I will now show you how to use linear programming and Excel Solver to optimise this constraint problem (i.e.Project P). We need to determine which activities should be crushed, in order to reduce Project P’s total duration as much as possible, whilst still keeping the total project cost at a minimum.
- Decision Variables:
X_{j}: the time that the event corresponding to node j occurs
R_{A}, R_{B}, R_{C}, R_{D}, R_{E}, R_{F}, R_{G}, R_{H}, R_{I} R_{J}: number of weeks by which duration of activity A, B, C, D, E, F, G, H, I, J can be reduced respectively i.e.

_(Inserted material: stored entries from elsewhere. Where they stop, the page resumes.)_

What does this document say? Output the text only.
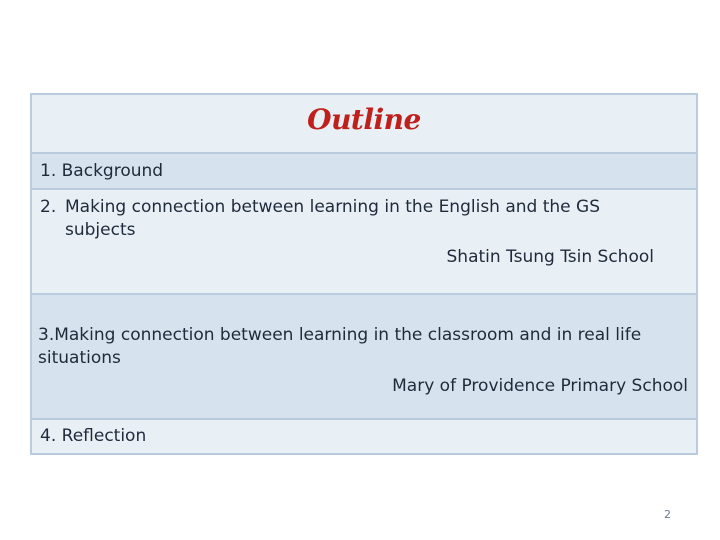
Outline
1. Background
2. Making connection between learning in the English and the GS subjects
Shatin Tsung Tsin School
3.Making connection between learning in the classroom and in real life situations
Mary of Providence Primary School
4. Reflection
2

Normal Duration – Crash Duration
- Objective Function:
Minimize Cost {Z=1000R_{A}+800R_{B}+1000R_{D}+2000R_{F}+1500R_{G}+800R_{H}+1000R_{J}}
- Constraints:
s.t (subject to)
R_{A}+X_{3}– X_{1}>=8 (Activity A constraint)
R_{D}+X_{2}-X_{1}>=20 (Activity D constraint)
X_{4}-X_{3}>=11 (Activity C constraint)
X_{6}-X_{2}=6 (Activity E constraint)
X_{5}-X_{6}>=0 (Dummy constraint)
X_{5}-X_{4}>=0 (Dummy constraint)
R_{B}+X_{5}-X_{3} >=12 (Activity B constraint)
R_{J}+X_{5}-X_{2} >=5 (Activity J constraint)
R_{F}+X_{7}-X_{5}>=7 (Activity F constraint)
R_{G}+X_{8}-X_{7}>=10 (Activity G constraint)
R_{H}+X_{8}-X_{6}>=5 (Activity H constraint)
X_{9}-X_{8}>=4 (Activity I constraint)
R_{A}<=2 (Reduction A constraint)
R_{D}<=5 (Reduction D constraint)
R_{B}<=2 (Reduction B constraint)
R_{J}<=1 (Reduction J constraint)
R_{F}<=2 (Reduction F constraint)
R_{G}<=2 (Reduction G constraint)
R_{H}<=1 (Reduction H constraint)
X_{9}-X_{1}<=32 (Minimum Total Duration constraint)
X_{j}, R_{A}, R_{B}, R_{C}, R_{D}, R_{E}, R_{F}, R_{G}, R_{H}, R_{I} R_{J}>=0 (Non Negativity)
Using Excel Solver here are the results (click here to learn how to use Excel Solver):
REDUCTION Decision Variables | Duration Reduction |
R_{A} | 0 |
R_{B} | 0 |
R_{D} | 5 |
R_{F} | 2 |
R_{G} | 2 |
R_{H} | 0 |
R_{J} | 0 |
Total Duration of Project = 47 – sum(reduction) = | 38 |
Objective Function | Minimize Cost Z = | 1000R_{A}+800R_{B}+1000R_{D}+2000R_{F}+1500R_{G}+800R_{H}+1000R_{J}= | 12000 |
Based on the results above, the activities D~F~G can be crushed by 5~2~2 weeks respectively, hence reducing the project’s total duration to 38 weeks at a total cost of £12000.